Analysts predict that the price of gold may continue its upward trajectory towards $6,000 this year due to escalating uncertainties, robust demand from central banks and retail investors. Russ Mould, investment director at broker AJ Bell, highlighted the appeal of gold as a safe haven investment during times of volatility.
As gold prices soar, there is growing interest in including gold in pension portfolios. Mike Ambery, retirement savings director at Standard Life, emphasized the potential benefits and limitations of holding gold in pensions. He explained that while gold lacks industrial use, its enduring value as a store of wealth makes it an attractive asset for diversification.
For individuals considering gold investments in pension plans, Ambery outlined two primary options: physical gold held through a Self-Invested Personal Pension (SIPP) meeting HMRC standards or Gold ETCs available on mainstream pension platforms. Each option presents unique considerations regarding fees, risks, and practicalities, underscoring the importance of informed decision-making.
In other news, Beauty Bay, a popular online beauty retailer founded in 1999, is reportedly exploring strategic options including a potential sale. Interpath, an advisory firm, is said to be collaborating with Beauty Bay on these initiatives.
Moreover, amidst the closure of numerous pubs in the UK, there are speculations that the Labour Party is preparing to unveil support measures for struggling pubs, with a focus on addressing rising tax burdens. The hospitality sector witnessed a significant number of closures, underscoring the challenges faced by businesses in the industry.

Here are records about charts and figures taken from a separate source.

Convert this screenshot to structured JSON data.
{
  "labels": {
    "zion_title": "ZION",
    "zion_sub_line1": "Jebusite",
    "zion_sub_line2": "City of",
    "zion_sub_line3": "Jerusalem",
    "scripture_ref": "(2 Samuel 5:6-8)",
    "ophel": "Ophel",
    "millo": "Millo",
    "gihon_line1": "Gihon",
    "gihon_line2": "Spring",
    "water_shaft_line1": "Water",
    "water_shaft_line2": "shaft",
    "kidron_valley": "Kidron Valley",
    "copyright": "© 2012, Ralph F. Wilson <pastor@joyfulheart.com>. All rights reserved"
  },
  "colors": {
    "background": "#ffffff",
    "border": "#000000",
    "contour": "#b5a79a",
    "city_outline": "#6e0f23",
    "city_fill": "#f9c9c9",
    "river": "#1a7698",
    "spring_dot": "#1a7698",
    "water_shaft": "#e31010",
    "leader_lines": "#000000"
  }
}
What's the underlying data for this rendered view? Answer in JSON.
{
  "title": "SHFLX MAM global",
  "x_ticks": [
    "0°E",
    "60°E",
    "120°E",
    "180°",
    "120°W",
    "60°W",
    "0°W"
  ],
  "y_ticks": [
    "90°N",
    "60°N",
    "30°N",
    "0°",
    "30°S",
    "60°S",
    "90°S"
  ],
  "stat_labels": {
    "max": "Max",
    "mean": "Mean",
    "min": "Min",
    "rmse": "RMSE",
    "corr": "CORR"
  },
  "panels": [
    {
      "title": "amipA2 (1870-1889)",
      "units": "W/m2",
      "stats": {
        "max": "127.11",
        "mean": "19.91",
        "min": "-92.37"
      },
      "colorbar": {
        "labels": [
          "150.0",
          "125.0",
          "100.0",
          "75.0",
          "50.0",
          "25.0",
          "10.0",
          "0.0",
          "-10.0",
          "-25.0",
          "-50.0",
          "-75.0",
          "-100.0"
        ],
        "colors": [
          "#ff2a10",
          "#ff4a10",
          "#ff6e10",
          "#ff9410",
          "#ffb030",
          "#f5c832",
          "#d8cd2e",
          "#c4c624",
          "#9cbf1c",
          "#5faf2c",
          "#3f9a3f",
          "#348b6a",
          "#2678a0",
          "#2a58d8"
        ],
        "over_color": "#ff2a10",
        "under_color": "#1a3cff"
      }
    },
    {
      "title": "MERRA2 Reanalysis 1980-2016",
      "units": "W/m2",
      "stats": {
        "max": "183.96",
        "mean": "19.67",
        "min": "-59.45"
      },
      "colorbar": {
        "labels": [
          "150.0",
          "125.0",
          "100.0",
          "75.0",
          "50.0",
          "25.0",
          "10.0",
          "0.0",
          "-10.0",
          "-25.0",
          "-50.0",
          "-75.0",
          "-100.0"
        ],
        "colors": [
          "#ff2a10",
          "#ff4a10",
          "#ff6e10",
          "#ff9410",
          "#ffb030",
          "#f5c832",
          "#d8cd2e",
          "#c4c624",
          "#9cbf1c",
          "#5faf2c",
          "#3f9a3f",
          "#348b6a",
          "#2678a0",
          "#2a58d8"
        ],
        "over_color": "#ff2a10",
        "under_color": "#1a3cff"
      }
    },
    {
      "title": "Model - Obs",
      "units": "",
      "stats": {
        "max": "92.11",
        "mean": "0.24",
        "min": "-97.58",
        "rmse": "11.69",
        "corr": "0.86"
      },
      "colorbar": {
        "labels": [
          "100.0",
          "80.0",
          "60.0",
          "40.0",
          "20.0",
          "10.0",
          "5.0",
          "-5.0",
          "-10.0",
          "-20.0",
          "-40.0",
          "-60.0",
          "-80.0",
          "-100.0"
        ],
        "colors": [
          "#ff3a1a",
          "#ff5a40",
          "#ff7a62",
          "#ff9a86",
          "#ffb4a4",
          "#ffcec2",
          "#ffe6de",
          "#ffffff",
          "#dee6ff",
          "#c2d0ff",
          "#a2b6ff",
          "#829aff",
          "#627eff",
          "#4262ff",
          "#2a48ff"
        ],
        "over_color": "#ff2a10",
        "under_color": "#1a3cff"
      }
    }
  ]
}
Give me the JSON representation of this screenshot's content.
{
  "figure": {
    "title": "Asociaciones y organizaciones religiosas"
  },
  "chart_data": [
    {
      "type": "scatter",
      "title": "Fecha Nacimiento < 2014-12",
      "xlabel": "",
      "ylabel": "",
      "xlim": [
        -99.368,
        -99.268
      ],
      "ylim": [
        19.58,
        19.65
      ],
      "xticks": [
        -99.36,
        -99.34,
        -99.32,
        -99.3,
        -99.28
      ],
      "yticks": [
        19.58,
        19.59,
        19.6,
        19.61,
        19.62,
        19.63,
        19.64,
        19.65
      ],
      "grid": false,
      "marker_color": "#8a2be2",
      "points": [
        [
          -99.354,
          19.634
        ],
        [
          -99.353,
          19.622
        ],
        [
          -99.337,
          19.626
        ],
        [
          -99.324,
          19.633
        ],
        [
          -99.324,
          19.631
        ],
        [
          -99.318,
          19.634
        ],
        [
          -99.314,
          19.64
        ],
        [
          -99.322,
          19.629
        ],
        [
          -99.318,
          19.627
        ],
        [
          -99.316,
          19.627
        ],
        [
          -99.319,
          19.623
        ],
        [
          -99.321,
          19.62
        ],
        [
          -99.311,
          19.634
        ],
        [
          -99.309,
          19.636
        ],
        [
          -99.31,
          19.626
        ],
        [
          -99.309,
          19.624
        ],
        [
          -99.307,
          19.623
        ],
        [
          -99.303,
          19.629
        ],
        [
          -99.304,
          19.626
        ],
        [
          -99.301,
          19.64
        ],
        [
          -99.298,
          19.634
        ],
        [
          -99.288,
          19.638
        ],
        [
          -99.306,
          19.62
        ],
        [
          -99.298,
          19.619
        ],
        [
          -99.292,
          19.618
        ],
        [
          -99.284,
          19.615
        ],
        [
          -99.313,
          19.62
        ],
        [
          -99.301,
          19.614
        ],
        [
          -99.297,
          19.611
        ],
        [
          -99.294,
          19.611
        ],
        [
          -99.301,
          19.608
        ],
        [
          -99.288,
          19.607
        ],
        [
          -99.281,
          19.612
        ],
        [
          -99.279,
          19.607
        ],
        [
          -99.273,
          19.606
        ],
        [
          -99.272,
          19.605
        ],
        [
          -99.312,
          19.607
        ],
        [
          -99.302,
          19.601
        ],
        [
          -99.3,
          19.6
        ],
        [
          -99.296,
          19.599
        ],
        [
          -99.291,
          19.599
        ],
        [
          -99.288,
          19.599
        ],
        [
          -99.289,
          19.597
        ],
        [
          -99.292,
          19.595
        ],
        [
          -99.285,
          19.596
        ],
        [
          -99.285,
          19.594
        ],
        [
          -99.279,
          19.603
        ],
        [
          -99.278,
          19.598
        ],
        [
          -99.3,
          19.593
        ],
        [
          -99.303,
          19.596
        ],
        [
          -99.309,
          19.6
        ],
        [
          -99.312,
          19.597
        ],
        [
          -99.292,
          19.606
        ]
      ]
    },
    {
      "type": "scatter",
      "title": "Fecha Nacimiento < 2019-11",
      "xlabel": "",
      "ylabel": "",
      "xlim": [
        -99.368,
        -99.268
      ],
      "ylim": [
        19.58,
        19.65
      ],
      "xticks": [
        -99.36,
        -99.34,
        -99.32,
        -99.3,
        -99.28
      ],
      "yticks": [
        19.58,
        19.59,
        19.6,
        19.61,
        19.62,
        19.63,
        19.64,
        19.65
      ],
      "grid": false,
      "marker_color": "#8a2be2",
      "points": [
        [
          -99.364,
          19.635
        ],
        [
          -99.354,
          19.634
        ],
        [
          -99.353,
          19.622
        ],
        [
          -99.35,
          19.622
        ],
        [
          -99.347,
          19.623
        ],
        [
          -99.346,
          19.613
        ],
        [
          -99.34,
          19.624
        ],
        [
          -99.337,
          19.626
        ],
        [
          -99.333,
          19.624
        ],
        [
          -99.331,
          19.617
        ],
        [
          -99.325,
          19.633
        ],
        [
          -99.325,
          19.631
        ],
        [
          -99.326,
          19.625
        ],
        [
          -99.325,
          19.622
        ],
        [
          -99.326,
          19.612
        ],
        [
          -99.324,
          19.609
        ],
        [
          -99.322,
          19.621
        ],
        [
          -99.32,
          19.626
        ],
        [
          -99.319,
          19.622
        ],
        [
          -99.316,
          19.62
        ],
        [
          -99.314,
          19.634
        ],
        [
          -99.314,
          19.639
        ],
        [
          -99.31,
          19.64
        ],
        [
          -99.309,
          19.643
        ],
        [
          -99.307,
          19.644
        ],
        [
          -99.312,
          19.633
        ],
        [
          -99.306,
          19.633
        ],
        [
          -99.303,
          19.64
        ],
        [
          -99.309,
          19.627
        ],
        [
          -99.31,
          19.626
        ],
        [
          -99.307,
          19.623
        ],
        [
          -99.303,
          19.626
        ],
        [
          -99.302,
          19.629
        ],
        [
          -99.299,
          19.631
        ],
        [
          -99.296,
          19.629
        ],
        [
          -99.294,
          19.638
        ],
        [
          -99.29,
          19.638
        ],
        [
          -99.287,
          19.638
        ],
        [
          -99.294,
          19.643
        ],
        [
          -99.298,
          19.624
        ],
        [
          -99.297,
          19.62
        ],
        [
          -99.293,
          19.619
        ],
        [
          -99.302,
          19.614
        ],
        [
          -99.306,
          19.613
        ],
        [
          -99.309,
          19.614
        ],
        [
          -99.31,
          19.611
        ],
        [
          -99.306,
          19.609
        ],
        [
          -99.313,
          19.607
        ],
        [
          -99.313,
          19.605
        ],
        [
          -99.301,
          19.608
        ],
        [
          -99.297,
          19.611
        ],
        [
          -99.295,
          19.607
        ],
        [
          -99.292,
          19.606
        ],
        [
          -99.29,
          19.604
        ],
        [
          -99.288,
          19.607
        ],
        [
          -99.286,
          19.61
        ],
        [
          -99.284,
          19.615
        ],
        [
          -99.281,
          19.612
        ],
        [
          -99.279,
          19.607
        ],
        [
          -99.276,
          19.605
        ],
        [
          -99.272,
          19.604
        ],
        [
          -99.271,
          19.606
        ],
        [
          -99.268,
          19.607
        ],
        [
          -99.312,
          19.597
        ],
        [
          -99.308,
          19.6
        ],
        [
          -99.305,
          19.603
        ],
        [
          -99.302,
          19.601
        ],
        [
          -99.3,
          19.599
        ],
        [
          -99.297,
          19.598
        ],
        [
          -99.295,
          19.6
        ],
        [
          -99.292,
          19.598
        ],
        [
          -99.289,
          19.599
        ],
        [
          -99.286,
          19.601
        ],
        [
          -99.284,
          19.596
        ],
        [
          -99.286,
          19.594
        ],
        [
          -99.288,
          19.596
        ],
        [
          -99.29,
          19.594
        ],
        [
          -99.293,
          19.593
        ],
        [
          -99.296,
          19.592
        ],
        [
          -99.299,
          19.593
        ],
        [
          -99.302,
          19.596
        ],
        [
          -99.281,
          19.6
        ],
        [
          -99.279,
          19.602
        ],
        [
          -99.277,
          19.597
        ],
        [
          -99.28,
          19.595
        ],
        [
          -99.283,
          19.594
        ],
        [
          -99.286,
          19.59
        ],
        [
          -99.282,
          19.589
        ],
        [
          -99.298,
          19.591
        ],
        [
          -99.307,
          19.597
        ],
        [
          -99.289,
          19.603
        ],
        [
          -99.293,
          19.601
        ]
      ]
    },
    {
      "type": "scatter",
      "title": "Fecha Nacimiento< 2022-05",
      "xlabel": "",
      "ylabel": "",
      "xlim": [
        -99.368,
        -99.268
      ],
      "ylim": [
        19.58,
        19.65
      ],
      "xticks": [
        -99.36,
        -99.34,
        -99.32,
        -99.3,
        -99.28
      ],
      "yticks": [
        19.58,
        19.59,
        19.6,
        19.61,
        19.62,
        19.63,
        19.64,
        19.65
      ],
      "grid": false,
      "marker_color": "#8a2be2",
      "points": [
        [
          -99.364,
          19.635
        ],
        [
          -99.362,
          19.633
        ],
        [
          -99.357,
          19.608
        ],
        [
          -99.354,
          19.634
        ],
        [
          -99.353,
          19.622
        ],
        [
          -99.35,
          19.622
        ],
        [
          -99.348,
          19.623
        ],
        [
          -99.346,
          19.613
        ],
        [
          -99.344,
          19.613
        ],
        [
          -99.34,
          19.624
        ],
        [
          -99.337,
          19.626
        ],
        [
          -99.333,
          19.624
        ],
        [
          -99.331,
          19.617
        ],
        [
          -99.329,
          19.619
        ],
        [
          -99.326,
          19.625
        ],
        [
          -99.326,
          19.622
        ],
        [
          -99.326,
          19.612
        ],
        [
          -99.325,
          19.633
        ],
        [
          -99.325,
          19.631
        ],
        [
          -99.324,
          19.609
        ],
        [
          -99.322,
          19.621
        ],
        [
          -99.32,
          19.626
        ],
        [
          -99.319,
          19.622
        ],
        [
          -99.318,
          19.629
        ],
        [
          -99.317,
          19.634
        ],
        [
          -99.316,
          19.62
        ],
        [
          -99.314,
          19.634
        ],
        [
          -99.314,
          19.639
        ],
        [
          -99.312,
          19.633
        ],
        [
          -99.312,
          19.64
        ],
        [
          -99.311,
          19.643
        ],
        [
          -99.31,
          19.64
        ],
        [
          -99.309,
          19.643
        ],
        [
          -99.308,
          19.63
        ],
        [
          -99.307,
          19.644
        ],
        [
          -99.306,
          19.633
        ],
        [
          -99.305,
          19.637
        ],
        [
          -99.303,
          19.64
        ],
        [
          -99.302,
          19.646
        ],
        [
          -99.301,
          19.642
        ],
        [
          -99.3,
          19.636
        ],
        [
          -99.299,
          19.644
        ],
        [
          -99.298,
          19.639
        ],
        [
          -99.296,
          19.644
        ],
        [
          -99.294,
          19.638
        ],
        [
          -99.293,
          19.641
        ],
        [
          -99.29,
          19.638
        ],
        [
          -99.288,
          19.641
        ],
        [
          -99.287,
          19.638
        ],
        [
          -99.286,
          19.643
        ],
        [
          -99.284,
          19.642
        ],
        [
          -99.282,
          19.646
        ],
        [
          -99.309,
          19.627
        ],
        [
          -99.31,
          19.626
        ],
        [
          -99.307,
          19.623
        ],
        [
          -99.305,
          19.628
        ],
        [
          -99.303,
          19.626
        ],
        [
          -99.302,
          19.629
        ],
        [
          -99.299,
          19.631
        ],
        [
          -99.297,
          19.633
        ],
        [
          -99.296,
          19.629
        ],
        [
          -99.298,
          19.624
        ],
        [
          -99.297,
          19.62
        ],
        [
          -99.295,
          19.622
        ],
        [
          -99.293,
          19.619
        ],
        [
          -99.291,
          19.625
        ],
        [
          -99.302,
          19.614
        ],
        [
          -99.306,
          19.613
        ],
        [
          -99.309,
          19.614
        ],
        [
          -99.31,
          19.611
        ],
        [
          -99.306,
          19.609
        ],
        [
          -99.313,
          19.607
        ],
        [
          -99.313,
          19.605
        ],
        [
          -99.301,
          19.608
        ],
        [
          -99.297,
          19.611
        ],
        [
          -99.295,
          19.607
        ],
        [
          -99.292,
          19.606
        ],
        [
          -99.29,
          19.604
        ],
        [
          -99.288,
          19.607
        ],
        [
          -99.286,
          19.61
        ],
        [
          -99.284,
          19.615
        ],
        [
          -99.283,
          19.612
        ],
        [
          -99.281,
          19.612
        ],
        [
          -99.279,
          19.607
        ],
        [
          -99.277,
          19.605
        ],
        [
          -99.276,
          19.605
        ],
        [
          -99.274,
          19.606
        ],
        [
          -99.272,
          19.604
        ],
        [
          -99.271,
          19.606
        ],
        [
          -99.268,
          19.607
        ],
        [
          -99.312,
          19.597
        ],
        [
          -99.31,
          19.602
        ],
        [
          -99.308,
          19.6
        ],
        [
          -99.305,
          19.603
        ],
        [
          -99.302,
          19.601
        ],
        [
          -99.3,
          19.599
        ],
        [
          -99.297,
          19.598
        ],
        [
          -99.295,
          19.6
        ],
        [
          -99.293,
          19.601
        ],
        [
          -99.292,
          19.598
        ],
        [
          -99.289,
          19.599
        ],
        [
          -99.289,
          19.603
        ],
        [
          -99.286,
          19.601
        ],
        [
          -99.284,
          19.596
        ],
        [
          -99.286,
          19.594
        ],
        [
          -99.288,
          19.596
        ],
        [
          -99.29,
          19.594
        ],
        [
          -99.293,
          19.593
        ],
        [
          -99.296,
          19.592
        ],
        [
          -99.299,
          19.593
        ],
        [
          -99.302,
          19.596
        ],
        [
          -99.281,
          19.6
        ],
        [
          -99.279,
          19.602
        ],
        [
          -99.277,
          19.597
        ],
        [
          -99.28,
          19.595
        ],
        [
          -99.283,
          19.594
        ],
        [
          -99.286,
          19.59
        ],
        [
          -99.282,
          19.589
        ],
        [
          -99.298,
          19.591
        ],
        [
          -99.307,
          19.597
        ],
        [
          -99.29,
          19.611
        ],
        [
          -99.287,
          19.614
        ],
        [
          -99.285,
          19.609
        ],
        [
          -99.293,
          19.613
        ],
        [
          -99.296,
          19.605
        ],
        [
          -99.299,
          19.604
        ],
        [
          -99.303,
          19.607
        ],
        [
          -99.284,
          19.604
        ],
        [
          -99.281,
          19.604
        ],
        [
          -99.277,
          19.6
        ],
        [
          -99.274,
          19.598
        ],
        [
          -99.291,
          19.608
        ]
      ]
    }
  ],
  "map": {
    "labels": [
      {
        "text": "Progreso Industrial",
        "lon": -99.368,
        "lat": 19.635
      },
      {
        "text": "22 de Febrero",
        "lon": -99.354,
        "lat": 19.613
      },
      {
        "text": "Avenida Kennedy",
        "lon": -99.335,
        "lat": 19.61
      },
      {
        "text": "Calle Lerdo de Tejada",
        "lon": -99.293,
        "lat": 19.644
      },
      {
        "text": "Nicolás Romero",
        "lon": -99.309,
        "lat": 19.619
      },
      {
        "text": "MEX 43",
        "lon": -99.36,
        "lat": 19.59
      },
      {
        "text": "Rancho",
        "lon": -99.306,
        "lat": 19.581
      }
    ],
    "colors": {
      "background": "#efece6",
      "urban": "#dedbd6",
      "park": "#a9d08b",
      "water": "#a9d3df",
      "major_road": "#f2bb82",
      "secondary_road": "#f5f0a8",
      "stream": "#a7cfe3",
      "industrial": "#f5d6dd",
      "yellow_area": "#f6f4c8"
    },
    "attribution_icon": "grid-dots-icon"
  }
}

Sainsbury’s has introduced a Nectar update offering substantial discounts on selected products for a limited period, catering to customer savings on essential items. The retailer’s promotional campaign aims to provide cost-effective shopping options for consumers.
Furthermore, EDF has launched a promotion offering customers free electricity on Sundays in exchange for reducing peak consumption during weekdays. The initiative aims to incentivize energy conservation among consumers through a rewards program.
In the aviation sector, Ryanair anticipates strong profits following increased passenger numbers and higher average fares. The airline’s performance outlook remains positive, with expectations of improved financial results compared to the previous year.
Lastly, luxury shoe retailer Russell & Bromley is set to close its first store after being acquired by Next, signaling strategic changes in the company’s operational footprint. The acquisition deal includes the purchase of select stores by Next, while administrators evaluate options for the remaining establishments.